Les pavillons sont pour la plupart inoccupés depuis des années. Des sans-abris s'y sont peu à peu installés, souvent en famille: beaucoup de Syriens ces deux dernières années, mais aussi des Français, des Algériens, des Roumains.
"C'est parfait pour de l'hébergement familial", soutient Jean-Baptiste Eyraud, porte-parole du DAL. Ces familles "ont fait que ce lieu qui était déserté, qui devenait un lieu de délinquance, de drogue, de prostitution redevienne un quartier d'habitation".
Le DAL demande que l'Etat mette ces logements "à disposition", une solution "humaine et relativement peu coûteuse" par rapport à l'hôtel ou les foyers, selon M. Eyraud.
Scolarisation suspendue
La DGAC, qui n'a pas souhaité s'exprimer, a demandé l'expulsion des occupants. Elle pourrait avoir lieu à l'automne car malgré le délai obtenu, "il y a une volonté d'expulser", affirme la préfète de l'Essonne, Josiane Chevalier. La préfecture n'a pas souhaité s'exprimer d'avantage.
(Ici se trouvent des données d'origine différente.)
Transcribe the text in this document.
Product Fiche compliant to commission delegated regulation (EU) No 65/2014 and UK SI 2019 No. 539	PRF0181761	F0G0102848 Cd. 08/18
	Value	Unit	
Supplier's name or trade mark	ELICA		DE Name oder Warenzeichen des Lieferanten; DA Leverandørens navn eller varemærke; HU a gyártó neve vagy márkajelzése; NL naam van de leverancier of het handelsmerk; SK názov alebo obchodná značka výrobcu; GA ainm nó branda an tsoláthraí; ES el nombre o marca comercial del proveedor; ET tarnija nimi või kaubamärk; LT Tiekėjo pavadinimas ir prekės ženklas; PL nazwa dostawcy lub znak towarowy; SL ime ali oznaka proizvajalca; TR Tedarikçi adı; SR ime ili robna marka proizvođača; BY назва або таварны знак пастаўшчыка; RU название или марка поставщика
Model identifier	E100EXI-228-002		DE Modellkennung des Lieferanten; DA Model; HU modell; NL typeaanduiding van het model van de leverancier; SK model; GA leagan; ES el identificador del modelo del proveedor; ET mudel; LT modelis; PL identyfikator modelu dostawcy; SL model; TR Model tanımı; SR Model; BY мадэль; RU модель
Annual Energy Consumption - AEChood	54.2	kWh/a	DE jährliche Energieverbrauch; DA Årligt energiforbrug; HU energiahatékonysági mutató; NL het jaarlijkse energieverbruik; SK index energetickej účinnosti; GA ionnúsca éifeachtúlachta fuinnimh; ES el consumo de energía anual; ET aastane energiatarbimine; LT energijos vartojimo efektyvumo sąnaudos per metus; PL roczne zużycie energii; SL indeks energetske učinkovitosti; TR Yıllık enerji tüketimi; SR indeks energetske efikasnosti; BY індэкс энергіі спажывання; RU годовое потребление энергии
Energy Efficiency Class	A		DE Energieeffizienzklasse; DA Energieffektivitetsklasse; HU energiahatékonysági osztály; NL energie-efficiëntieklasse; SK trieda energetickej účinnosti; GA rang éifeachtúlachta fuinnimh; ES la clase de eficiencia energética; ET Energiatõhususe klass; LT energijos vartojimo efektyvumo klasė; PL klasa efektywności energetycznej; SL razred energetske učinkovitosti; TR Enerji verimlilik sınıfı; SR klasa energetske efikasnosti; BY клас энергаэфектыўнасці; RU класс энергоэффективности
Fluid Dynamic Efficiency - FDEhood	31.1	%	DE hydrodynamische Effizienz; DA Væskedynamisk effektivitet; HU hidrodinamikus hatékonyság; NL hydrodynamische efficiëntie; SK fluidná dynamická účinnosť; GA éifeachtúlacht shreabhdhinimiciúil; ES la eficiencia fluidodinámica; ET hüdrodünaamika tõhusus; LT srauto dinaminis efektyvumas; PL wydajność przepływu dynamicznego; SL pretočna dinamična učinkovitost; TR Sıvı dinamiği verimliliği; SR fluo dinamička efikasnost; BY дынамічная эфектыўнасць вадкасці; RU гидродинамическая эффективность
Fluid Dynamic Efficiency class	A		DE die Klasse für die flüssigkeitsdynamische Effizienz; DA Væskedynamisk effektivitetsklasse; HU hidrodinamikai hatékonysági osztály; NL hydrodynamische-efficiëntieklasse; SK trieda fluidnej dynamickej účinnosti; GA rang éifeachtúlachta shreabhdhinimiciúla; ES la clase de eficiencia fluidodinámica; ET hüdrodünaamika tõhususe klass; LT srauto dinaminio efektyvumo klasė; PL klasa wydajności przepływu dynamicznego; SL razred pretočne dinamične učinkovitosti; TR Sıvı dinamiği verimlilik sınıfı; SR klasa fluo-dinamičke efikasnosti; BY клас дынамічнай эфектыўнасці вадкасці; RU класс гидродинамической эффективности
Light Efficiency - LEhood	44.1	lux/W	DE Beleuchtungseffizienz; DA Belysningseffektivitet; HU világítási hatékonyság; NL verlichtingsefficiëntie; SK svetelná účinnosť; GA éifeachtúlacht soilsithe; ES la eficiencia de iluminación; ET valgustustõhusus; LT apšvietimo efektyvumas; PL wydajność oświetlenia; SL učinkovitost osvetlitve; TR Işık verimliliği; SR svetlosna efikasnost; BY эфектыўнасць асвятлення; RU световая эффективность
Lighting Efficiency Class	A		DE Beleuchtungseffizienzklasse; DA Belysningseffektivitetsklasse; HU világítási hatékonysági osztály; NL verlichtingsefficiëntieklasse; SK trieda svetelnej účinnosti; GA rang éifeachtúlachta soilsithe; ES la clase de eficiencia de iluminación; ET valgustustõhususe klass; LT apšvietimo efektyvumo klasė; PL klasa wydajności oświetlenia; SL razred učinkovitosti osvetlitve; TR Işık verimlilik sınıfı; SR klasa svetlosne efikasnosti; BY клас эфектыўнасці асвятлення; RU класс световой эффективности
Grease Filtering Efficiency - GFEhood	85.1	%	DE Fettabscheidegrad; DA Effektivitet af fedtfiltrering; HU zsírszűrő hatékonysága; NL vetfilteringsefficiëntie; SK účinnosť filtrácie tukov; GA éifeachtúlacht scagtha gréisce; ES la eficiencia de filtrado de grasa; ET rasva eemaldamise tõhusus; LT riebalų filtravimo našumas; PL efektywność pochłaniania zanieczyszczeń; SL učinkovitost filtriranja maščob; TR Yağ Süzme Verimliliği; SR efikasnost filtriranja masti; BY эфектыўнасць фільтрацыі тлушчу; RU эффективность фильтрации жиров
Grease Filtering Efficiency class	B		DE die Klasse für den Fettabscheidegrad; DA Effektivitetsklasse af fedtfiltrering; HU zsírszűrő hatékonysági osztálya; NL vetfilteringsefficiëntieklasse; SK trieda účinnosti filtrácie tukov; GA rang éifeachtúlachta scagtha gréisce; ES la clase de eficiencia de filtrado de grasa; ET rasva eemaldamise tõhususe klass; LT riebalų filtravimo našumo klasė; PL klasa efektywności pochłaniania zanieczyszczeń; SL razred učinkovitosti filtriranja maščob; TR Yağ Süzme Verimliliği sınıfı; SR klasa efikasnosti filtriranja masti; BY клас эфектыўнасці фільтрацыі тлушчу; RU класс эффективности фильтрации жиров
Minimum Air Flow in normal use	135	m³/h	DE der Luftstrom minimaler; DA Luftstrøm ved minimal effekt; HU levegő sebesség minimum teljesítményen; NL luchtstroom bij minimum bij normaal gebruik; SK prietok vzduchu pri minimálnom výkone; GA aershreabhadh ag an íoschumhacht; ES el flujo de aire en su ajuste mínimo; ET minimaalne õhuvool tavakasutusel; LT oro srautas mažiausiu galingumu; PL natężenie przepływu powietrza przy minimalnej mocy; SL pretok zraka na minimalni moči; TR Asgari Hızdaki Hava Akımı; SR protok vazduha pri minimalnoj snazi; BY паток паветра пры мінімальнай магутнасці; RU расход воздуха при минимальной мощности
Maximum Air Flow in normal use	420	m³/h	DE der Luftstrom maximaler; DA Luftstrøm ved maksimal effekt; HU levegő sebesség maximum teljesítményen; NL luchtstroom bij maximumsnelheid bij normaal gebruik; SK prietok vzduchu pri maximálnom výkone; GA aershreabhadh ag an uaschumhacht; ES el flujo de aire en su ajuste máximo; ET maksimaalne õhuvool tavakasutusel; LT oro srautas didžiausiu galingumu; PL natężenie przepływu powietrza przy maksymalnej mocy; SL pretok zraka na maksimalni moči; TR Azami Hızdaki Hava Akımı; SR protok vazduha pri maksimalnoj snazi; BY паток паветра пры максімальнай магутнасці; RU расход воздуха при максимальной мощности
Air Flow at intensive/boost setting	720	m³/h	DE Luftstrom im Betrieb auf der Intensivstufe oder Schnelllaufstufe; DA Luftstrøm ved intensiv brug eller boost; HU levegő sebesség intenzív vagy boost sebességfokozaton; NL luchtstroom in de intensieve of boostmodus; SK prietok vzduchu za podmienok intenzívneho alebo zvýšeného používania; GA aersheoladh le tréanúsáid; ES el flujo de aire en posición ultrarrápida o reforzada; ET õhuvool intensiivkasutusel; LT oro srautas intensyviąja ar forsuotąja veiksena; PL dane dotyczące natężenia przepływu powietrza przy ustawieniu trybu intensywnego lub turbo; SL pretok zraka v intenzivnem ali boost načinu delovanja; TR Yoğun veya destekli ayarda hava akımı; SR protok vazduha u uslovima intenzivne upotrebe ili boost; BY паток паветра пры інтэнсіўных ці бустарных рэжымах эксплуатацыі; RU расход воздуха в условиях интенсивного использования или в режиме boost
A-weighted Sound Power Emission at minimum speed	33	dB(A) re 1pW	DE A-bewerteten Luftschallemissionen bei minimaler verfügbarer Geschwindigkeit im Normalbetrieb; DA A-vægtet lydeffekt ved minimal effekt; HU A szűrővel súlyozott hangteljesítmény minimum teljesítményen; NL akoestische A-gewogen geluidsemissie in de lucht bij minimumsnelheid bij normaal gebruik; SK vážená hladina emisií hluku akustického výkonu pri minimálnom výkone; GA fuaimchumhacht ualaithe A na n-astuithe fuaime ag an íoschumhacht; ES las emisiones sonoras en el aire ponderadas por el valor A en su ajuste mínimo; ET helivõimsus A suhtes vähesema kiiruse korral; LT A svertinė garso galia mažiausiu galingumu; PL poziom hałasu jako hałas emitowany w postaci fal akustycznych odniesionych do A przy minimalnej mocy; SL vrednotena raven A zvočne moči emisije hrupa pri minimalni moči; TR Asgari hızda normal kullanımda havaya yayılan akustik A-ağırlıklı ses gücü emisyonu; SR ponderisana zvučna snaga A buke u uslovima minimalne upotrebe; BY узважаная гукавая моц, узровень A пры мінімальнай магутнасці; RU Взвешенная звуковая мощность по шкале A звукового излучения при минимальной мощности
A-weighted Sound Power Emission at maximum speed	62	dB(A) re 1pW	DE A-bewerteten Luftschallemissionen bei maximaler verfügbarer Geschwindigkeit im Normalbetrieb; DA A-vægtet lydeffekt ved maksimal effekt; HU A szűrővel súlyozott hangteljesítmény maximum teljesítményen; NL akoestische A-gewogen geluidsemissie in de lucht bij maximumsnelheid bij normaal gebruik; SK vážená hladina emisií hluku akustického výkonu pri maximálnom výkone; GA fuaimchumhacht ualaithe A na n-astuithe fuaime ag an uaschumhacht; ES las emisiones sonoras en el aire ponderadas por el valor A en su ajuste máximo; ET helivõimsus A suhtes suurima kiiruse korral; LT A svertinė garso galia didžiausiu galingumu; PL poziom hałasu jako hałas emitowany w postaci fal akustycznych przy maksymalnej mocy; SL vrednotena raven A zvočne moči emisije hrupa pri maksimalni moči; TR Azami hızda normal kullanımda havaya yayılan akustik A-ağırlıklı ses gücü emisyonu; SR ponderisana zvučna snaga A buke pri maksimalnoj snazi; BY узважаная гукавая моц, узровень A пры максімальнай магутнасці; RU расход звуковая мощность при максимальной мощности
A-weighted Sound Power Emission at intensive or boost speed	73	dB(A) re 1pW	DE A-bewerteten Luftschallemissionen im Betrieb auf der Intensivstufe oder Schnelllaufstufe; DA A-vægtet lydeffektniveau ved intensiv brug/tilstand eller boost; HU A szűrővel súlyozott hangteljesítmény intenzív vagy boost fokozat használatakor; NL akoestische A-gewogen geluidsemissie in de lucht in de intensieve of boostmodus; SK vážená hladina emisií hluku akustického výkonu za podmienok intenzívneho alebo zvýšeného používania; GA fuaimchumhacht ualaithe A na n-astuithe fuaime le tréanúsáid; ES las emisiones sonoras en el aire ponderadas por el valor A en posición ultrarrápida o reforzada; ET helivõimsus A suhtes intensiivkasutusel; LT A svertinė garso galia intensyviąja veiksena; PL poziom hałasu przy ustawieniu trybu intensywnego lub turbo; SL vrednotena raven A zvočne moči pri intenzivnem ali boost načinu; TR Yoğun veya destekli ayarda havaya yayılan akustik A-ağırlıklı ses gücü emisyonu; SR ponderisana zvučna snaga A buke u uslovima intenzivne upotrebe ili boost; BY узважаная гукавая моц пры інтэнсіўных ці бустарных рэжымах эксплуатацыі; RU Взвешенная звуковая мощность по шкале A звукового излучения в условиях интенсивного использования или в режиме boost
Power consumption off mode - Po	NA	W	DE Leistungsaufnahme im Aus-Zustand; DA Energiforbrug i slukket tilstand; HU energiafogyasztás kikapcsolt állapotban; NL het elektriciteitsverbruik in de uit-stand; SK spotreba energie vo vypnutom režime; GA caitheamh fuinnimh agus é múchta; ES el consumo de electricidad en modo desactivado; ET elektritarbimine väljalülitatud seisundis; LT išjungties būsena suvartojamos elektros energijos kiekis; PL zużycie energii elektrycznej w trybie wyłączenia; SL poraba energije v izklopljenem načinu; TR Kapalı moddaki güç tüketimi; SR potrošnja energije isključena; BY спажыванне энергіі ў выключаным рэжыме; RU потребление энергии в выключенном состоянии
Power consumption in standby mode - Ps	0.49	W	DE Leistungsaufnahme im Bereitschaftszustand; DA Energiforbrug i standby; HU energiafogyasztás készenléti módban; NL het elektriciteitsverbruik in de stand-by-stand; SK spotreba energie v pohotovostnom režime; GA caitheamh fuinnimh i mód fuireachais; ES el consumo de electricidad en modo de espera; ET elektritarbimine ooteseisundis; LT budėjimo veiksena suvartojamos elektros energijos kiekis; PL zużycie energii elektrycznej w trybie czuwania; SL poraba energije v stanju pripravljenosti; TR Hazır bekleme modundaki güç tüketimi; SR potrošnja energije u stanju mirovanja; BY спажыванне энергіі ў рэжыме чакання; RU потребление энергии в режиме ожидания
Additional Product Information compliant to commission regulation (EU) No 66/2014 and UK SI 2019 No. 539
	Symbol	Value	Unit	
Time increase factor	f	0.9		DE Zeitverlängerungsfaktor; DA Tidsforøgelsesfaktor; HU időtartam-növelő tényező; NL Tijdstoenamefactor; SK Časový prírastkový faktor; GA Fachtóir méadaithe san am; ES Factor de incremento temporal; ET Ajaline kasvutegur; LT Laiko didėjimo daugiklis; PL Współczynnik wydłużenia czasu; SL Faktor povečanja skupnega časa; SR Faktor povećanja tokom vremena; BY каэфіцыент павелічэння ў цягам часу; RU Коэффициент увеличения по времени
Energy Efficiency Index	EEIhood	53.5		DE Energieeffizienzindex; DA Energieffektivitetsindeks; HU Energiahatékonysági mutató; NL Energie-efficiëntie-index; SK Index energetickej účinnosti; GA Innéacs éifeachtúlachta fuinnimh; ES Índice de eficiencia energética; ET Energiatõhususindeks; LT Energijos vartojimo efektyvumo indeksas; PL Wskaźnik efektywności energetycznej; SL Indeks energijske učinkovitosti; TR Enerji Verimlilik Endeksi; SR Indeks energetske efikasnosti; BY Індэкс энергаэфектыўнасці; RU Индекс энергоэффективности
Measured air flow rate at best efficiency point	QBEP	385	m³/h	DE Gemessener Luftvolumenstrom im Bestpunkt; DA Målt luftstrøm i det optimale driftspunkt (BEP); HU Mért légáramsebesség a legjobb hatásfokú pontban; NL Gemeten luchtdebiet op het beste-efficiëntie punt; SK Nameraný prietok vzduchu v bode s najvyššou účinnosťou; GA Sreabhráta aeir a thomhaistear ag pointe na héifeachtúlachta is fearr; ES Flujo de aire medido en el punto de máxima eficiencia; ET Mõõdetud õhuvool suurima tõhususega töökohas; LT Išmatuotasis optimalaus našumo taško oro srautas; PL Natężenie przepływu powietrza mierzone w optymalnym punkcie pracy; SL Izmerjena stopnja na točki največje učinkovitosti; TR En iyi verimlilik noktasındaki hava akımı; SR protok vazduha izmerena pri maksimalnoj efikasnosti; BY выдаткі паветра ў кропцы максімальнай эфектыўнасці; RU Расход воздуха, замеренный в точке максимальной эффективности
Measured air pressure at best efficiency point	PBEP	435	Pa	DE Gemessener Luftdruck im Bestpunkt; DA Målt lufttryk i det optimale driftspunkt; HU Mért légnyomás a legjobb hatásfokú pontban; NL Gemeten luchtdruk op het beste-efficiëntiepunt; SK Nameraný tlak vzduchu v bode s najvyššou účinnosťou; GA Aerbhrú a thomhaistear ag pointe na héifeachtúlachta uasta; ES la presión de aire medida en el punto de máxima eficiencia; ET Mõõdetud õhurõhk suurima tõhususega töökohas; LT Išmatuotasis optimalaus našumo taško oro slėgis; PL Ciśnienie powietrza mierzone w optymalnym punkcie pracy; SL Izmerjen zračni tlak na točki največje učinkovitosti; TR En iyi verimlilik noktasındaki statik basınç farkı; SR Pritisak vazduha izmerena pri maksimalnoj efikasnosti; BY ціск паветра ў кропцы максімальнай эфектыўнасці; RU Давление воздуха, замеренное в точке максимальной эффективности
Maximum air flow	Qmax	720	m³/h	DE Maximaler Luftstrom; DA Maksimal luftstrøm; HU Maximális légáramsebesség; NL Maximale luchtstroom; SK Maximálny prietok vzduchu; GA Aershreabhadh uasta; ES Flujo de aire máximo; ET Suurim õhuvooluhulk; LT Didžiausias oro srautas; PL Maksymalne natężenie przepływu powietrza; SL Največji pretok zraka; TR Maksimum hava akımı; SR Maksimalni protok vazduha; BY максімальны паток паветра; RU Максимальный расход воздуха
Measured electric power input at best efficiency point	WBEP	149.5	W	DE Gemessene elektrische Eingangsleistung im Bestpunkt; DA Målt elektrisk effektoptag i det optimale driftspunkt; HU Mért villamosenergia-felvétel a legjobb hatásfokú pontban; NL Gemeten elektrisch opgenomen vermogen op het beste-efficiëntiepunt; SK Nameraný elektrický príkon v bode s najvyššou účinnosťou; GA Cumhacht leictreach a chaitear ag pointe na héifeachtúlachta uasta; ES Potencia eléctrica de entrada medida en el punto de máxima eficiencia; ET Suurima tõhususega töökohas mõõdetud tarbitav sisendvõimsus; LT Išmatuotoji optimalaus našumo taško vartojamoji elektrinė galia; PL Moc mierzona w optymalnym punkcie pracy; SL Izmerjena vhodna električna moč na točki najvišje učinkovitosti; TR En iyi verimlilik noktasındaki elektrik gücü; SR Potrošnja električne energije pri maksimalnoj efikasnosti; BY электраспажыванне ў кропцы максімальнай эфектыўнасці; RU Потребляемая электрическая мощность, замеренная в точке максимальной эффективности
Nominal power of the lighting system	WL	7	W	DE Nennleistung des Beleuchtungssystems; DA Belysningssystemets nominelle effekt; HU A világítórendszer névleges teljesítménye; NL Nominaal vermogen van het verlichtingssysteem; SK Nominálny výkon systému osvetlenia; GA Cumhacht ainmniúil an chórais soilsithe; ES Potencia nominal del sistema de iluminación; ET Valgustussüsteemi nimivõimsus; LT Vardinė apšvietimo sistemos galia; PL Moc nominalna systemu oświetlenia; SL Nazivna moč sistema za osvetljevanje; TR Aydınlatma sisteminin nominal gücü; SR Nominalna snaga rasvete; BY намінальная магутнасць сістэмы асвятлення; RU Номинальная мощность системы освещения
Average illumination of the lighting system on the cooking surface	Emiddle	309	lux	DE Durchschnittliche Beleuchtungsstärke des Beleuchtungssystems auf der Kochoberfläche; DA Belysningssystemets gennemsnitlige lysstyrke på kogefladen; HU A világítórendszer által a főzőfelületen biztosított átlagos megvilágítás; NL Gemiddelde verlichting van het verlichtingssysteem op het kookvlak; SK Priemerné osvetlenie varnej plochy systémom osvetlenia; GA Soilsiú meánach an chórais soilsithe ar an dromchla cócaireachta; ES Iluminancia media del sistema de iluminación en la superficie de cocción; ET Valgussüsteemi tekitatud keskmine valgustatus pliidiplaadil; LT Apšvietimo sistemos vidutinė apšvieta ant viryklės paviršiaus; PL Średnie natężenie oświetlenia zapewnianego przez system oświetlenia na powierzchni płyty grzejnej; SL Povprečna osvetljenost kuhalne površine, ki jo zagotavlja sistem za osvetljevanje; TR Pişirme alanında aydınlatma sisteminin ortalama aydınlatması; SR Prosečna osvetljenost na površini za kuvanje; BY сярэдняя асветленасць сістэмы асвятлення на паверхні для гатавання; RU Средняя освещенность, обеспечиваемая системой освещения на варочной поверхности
Voisins d'Abu Omar, Mohammad et sa famille sont arrivés en France via l'Algérie il y a deux ans. Sa demande d'asile est en cours depuis fin 2015, dit-il, mais il a, semble-t-il, manqué des rendez-vous pour finaliser la procédure.
Quant à la scolarisation des enfants, elle est suspendue.
Depuis qu'ils se sont installés à Athis-Mons il y a quelques mois, faute de pouvoir payer le loyer de l'appartement qu'il louait auparavant à Bobigny, à une trentaine de km de là, cet artisan de la mosaïque originaire de Damas dit s'être rendu à la mairie "plus d'une fois" pour demander la scolarisation de ses enfants.
Sa fille, Shahad, 11 ans, était "première de la classe à l'école de Bobigny", souligne-t-il. "En CM1 A", précise la fillette, qui veut montrer qu'elle "parle français".
La mairie refuse de scolariser des enfants qui "ne bénéficient pas actuellement d'un logement pérenne", explique la maire (LR) d'Athis-Mons Christine Rodier, affirmant que les enfants sont sur liste d'attente jusqu'à ce que des logements décents leur soit attribués, ce qu'elle a demandé.
Les maisons occupées sont en effet vétustes, et meublées sommairement: dans celle de Mohammad, quelques tapis et matelas, une télévision, une cuisinière et un réfrigérateur occupent l'espace.
Dans le jardin, Mohammad montre la piscine installée pour les enfants et une grande tente pour accueillir leurs voisins pour le café du soir: "On est bien ici."